Turkey has a rich boatbuilding history and is a place where people pass down their skills over generations. Vicem (pronounced Veechem) started building in 1991, and its workforce follows in that tradition. The 54 is part of the Bahama Bay series, a line of boats designed and built specifically to run with the Volvo Penta IPS system. Vicem also builds a 52, a 56 and a 58 Bahama Bay. Bahama Bays are similar in appearance to Vicem’s Classic line, but with less curve in the sheer line, no varnished-teak hand and toe rails above deck, and a hardtop that extends all the way aft to cover the teak-laden cockpit.
“The Bahama Bay line is made for more southern and tropical climates,” Boehmer explained. The idea is to present a classic look and profile without all the classic maintenance, and to make it stand up better to the harsher effects of the sun.
We had a bright and beautiful Florida day during our sea trial in Sarasota, and as we pulled out of the marina into the bay, we could see that the 54 was turning heads at the docks. Boehmer said these folks are Vicem’s demographic. Almost all its customers in the United States are experienced boat owners who come to Vicem already knowing what they like and want. Every boat is customizable per the owner’s desires, and this 54 was no exception. Take the galley; Vicem normally uses granite, but for this particular build the company installed marble countertops at the owner’s request. The owner also requested a steamer, so Vicem installed a top-of-the-line Wolf unit, along with a matching cooktop, a Bosch oven and Sub-Zero refrigerators and freezers that roll out from beneath the countertops. The whole interior glowed from the rich mahogany paneling.

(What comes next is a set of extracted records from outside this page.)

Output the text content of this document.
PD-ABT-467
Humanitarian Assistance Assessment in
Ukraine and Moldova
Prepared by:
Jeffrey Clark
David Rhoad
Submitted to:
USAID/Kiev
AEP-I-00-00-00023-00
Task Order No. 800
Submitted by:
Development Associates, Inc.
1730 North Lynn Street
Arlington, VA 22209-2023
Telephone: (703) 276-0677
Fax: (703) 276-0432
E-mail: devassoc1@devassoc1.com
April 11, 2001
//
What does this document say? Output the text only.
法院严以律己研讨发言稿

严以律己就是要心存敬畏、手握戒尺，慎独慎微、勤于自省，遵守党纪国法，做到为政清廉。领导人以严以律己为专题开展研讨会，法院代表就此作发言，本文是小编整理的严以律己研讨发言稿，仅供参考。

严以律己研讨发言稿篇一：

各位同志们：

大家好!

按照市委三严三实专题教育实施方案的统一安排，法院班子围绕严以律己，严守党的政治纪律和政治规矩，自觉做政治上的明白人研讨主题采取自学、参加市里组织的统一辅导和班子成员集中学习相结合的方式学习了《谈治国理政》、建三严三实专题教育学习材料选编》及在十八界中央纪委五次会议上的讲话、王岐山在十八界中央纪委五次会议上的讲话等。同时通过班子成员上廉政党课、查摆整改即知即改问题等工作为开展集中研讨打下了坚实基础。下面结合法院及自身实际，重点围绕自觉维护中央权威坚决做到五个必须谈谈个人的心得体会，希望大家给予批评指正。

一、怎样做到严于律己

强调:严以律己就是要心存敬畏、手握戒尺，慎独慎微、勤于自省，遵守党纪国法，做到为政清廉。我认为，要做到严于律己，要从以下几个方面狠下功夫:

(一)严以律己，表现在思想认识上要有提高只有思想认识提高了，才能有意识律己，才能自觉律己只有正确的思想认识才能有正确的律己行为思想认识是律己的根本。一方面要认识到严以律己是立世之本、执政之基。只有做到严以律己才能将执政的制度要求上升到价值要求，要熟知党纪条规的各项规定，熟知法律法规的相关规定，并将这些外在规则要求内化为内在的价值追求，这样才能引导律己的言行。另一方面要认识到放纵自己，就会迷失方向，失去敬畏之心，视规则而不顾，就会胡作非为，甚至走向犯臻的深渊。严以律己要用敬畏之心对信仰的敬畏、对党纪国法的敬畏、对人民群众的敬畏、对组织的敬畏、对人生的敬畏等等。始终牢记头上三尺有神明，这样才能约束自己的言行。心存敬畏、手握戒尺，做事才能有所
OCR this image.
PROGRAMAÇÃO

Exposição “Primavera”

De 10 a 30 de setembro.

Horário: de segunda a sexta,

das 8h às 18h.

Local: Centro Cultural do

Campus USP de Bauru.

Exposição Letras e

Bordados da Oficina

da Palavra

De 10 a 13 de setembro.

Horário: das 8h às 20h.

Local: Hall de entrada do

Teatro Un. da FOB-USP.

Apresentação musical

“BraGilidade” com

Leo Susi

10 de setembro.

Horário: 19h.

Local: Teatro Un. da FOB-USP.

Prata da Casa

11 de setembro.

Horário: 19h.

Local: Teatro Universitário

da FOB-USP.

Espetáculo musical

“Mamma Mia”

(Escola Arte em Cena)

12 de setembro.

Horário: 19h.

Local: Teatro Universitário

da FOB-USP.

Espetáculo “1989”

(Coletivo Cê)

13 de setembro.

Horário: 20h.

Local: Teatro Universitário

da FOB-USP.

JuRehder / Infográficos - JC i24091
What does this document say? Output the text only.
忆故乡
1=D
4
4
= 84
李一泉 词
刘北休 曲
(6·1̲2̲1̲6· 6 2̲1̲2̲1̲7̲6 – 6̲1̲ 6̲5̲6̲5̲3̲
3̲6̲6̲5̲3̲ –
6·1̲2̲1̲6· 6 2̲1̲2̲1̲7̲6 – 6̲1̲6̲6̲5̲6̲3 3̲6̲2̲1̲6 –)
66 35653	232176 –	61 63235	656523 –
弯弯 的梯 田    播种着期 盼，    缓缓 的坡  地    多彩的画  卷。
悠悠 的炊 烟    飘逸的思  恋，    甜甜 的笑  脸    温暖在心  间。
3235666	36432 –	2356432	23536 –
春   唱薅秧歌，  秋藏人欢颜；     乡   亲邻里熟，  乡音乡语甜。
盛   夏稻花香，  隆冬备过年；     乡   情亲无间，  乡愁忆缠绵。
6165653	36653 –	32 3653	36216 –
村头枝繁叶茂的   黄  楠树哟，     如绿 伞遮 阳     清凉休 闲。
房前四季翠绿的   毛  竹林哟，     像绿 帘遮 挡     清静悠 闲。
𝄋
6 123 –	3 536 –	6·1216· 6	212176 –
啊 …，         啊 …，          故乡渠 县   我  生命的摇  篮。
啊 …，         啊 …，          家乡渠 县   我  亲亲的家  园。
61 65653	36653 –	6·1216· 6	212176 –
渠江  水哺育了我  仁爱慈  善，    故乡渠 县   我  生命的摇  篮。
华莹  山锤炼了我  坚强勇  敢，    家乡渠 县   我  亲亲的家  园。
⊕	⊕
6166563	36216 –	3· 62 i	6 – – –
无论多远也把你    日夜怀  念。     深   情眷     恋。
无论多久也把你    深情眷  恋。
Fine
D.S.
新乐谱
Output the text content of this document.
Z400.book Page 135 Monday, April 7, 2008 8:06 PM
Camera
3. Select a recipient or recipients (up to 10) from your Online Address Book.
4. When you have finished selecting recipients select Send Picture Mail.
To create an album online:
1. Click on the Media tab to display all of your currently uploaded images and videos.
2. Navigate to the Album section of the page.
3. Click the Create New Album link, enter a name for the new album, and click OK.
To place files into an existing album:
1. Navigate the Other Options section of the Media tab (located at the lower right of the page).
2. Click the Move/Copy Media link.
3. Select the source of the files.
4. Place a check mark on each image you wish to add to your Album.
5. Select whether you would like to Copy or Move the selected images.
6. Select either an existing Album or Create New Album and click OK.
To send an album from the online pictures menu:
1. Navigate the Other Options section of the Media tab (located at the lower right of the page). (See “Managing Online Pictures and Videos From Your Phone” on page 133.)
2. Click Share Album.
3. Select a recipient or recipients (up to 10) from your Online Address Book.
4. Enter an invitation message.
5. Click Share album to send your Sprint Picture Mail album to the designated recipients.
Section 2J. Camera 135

The modern look of the interior design stands apart from traditional Down East styling, and from Vicem’s Classic line, thanks to the inspired work of Hakki Koroglu, a noted architect based in Miami. Koroglu also designed the exterior look of the 54 Bahama Bay. While bold, his work perfectly complements the traditional lines of the 54 rather than clashing with them. There are subtle touches, like the smoked-glass windows in the bulkhead between the galley and the master stateroom amidships. The smoked glass allows in natural light, giving it a roomier feel, but also protects the privacy of those inside.